Differential Birth Order Effect (Identification): The quasi-experimental design exploits the interaction between birth order (younger siblings are more exposed to older siblings’ illnesses) and local disease prevalence variation to identify causal impacts, netting out the main effects of both birth order and local disease environment through municipality and birth year-month fixed effects.
Immunity Formation Hypothesis: The conjecture that early respiratory disease exposure may have a protective effect on later acute respiratory illness through immune system training; supported in the data by reduced acute hospitalizations at ages two to three, though this protection disappears by age four and does not prevent chronic respiratory disease development.
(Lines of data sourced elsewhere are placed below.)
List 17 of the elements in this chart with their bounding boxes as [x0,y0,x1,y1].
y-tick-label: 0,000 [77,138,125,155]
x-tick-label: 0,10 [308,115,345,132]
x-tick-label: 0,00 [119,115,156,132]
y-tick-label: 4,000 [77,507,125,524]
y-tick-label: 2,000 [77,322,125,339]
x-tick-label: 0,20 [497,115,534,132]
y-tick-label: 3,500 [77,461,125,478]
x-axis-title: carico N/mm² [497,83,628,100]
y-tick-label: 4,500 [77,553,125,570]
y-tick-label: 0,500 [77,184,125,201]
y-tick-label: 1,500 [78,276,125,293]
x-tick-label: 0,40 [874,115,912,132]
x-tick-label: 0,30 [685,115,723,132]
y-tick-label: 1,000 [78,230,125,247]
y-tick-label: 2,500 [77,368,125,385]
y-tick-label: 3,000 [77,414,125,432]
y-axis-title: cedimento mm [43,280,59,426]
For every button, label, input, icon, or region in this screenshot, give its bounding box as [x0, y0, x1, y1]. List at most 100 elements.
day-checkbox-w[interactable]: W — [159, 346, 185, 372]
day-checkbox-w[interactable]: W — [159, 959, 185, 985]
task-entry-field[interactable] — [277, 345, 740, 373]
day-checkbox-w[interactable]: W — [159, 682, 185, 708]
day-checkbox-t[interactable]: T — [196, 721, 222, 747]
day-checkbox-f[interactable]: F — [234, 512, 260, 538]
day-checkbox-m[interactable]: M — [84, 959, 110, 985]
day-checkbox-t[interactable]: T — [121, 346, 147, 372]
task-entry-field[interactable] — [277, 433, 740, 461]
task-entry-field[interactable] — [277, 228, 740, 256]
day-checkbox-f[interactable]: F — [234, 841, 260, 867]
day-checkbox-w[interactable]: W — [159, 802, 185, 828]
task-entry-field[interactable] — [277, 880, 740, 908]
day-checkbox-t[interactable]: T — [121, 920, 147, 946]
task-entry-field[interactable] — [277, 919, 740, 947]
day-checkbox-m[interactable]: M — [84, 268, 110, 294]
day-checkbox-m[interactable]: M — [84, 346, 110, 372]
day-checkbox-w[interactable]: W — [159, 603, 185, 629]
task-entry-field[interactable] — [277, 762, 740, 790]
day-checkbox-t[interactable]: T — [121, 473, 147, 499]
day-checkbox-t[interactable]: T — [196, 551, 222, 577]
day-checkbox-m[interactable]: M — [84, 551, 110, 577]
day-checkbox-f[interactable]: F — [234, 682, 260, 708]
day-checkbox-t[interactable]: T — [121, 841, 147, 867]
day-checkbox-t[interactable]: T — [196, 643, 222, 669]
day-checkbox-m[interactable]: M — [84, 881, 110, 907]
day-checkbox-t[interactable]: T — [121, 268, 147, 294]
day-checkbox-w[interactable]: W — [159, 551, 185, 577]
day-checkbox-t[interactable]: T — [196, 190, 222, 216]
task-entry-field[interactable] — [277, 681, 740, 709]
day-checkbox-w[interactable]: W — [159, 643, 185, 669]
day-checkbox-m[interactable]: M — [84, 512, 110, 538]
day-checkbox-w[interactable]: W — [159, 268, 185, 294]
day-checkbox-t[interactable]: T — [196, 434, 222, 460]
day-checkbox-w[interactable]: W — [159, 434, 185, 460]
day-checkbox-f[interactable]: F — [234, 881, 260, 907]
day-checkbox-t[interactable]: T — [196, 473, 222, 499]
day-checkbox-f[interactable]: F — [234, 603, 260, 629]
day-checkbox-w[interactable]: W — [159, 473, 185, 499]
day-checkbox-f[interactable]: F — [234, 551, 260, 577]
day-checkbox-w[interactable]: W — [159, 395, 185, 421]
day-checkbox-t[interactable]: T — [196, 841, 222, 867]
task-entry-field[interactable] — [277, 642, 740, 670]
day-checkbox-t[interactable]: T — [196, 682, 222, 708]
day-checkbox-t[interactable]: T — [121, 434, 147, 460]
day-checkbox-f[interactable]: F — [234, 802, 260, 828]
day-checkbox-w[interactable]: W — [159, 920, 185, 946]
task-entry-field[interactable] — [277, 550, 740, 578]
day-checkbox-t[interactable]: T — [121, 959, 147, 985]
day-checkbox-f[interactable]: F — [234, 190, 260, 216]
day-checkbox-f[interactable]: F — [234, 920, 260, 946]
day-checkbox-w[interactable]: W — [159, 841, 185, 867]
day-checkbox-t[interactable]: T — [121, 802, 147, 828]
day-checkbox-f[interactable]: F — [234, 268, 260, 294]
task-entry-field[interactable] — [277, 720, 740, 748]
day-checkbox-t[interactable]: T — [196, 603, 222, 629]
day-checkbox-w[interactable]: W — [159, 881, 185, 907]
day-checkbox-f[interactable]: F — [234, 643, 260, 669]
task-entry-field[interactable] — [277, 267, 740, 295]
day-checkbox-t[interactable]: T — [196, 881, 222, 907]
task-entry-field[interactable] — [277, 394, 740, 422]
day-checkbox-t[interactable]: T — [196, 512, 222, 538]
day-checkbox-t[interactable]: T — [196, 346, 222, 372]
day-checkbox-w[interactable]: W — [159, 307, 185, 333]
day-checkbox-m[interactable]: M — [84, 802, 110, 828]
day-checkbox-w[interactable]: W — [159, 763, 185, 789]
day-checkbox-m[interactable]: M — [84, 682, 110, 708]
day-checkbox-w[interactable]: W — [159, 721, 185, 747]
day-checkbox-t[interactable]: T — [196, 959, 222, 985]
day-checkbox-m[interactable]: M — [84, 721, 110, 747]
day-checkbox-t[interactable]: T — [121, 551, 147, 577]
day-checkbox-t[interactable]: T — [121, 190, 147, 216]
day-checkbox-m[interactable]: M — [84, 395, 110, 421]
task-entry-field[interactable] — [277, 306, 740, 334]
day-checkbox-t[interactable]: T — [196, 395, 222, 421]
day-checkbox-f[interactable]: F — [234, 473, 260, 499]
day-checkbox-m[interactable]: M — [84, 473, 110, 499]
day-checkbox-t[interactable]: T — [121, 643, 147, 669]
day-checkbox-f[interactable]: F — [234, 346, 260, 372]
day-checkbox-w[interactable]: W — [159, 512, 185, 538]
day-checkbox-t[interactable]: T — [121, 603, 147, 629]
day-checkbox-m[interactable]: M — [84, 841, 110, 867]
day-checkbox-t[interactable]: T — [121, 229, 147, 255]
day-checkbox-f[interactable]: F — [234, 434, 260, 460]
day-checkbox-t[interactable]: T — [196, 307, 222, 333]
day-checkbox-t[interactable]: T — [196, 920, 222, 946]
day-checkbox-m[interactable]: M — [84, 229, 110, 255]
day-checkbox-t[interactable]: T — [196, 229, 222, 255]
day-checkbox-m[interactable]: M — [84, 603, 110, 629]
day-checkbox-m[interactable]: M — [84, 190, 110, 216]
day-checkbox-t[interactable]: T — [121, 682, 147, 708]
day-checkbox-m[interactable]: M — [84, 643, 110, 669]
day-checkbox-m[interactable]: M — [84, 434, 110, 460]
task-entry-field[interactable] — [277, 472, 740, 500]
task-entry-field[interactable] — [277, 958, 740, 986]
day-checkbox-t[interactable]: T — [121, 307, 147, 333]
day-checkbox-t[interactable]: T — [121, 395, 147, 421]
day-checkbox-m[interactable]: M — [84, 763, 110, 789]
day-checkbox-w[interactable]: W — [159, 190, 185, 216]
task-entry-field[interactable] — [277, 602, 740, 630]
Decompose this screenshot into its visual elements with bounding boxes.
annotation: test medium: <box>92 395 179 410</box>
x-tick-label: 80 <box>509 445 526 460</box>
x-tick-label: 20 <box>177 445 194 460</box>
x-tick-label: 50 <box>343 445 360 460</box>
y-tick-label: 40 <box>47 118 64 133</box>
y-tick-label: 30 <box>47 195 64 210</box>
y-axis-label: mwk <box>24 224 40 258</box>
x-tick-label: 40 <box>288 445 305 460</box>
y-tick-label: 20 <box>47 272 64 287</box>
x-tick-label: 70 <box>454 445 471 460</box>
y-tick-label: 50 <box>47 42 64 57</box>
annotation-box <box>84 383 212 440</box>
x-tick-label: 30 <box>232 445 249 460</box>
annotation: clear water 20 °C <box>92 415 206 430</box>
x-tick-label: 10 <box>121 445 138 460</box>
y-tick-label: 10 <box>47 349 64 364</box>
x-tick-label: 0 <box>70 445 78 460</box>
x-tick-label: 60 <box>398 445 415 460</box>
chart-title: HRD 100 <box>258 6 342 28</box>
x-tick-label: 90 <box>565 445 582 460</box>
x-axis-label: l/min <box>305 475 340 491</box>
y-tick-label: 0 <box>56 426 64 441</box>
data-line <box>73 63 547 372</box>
Dynamic Complementarities with Sibling Health Spillovers: An extension of the Cunha-Heckman framework: while standard models incorporate investment complementarities across time periods for a given child, this paper’s findings imply that sibling health spillovers create differential returns to early-life health investments by birth order, since disease asymmetries between older and younger siblings are not incorporated in existing theoretical models.
Net Long-Term Effects: The estimated long-run impacts incorporate not only the direct biological effects of respiratory illness on the younger sibling but also any parental compensatory responses and immunity benefits; thus they represent lower bounds of the uncompensated biological impact, as parental compensation would attenuate the measured sibling difference.